According to the 2004 regulations, local governments above the county level have the right to charge for the use of Class I and II highways to repay debt or for “profit-driven operations.”
But in 2018, based on years of public opinion surveys, the transport ministry drafted an amendment that would ban tolls on all new highways, viaducts and tunnels.
The draft also restricted provinces from building new toll roads if they are unable to pay off the debt or afford their maintenance.
But from 2021 to 2023, the amendment was absent from the central government’s annual legislative agenda, allowing authorities to continue going into debt to construct roads and repay it through tolls.
Despite this, the number of highway tolls has decreased over the past few decades.
In February 2009, a scheme was implemented to gradually reduce tolls on Class II highways through collaborative efforts from the National Development and Reform Commission (NDRC), the transport ministry and the MOF.
The plan included denying approval for new Class II toll highway projects in certain regions and setting clear timelines to terminate tolls on secondary roads. As a result, from 2009 to 2012, Class II highway tolls in eastern and some central areas were revoked, resulting in a 60 percent reduction in tolls overall. However, provincial governments in western China still have the power to decide whether to toll.

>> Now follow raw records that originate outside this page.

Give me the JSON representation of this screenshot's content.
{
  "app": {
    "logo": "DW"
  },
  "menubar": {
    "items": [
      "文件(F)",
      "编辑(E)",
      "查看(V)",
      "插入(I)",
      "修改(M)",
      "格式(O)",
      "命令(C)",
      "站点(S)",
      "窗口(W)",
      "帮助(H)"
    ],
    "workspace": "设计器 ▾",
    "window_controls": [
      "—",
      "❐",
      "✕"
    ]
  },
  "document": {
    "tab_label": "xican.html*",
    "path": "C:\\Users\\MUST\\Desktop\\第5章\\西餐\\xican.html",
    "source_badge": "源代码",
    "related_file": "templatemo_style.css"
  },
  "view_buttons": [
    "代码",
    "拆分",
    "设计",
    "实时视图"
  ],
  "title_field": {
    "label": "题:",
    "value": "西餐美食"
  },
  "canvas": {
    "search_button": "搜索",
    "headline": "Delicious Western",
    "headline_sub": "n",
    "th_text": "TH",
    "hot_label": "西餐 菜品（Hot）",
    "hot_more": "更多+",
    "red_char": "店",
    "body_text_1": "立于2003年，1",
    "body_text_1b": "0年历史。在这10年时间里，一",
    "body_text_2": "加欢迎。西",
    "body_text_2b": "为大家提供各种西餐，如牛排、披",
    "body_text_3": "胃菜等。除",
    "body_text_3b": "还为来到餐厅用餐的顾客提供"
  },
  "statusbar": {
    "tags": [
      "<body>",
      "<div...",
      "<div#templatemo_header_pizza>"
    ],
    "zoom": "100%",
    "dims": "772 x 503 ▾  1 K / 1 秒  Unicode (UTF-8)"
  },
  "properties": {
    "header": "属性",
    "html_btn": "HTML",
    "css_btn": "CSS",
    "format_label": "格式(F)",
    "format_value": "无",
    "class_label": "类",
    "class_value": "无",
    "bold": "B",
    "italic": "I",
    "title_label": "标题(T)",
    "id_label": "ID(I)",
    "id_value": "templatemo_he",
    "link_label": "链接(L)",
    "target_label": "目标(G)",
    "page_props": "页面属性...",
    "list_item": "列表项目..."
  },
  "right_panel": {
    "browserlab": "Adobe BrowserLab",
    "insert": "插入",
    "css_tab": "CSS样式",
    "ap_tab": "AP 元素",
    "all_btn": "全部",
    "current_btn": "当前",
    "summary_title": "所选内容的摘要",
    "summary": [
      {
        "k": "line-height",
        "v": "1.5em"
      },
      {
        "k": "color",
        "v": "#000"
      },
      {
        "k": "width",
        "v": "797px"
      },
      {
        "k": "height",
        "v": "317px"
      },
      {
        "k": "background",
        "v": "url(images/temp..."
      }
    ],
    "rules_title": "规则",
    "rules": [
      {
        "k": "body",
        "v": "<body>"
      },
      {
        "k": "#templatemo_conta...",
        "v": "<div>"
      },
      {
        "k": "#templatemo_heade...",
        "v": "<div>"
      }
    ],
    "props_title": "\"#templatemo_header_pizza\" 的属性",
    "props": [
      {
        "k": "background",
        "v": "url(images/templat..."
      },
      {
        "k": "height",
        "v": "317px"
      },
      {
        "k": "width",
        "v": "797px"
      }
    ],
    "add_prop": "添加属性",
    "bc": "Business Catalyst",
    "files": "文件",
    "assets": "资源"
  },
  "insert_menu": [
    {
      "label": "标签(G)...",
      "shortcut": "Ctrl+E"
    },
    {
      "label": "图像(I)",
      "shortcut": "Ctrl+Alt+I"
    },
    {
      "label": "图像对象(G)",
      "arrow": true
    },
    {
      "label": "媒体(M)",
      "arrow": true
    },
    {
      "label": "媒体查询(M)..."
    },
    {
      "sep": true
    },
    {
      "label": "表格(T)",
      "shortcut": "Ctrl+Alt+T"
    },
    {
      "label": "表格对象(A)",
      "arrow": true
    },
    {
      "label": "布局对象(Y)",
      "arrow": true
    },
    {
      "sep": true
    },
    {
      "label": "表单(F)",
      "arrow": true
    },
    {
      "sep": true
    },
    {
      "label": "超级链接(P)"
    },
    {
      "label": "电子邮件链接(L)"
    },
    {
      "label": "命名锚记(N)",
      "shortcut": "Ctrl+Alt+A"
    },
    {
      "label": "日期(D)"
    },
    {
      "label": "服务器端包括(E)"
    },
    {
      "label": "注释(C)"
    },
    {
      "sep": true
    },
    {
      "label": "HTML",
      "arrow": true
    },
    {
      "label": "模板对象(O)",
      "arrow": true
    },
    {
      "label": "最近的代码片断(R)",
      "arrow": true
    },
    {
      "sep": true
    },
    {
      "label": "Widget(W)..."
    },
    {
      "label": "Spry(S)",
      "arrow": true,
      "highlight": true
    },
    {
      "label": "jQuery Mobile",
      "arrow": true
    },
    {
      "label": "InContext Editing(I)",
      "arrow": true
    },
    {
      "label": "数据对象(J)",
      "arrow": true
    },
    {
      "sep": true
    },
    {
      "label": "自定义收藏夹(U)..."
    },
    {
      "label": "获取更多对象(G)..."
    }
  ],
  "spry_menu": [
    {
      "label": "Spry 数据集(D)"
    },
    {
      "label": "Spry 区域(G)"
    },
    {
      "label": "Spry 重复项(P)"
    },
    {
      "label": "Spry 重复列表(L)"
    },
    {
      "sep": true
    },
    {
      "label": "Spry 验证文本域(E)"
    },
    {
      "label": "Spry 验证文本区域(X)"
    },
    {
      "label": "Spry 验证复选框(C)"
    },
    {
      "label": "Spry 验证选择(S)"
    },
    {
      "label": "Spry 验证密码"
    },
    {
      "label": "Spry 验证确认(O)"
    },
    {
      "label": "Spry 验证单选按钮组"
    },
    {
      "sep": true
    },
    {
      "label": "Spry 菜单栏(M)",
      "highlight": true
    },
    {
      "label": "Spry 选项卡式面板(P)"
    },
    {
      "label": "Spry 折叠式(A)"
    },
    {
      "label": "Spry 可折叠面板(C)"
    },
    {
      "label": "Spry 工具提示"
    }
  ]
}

During the first decade of China’s reform and opening-up, there was a slogan around the country saying that “road construction leads to lives of affluence.” Road construction surged over the next decades, stretching from less than 900,000 kilometers of highways in 1978 to 4.77 million kilometers in 2018. During that time, China also built 136,000 kilometers of expressways, the Xinhua News Agency reported on November 17, 2018.
However, new roads are costly. By 2019, cumulative investment in toll roads reached nearly 10 trillion yuan (US$1.4t), with around 70 percent built with loans from banks, Zhong Ninghua, a professor of economics and finance at Shanghai’s Tongji University, told Southern Weekend on August 29, 2021.
According to Zhong’s research into local debt, local government bonds for special purpose projects, mainly for designated economic and social infrastructure projects, issued from 2015 to 2020 reached 12.9 trillion yuan (US$1.81t), with an average growth of 30 percent year-on-year. In 2020, around 18 percent of these project bonds were allocated to transport infrastructure, 40 percent of which were used for building toll roads. The risk is that the average payoff term for the transport project bonds was 14.5 years, much longer than the average term for project bonds, Zhong warned.
Despite the substantial debt that may hinder the toll-free policy, the State Council, China’s cabinet, issued a circular in September 2016, urging the transport ministry, NDRC and MOF to work together to gradually terminate Class II highway tolls to reduce national logistics costs.
Zhong also emphasized that efficient use of roads is more crucial for sustainable development than merely exacting tolls.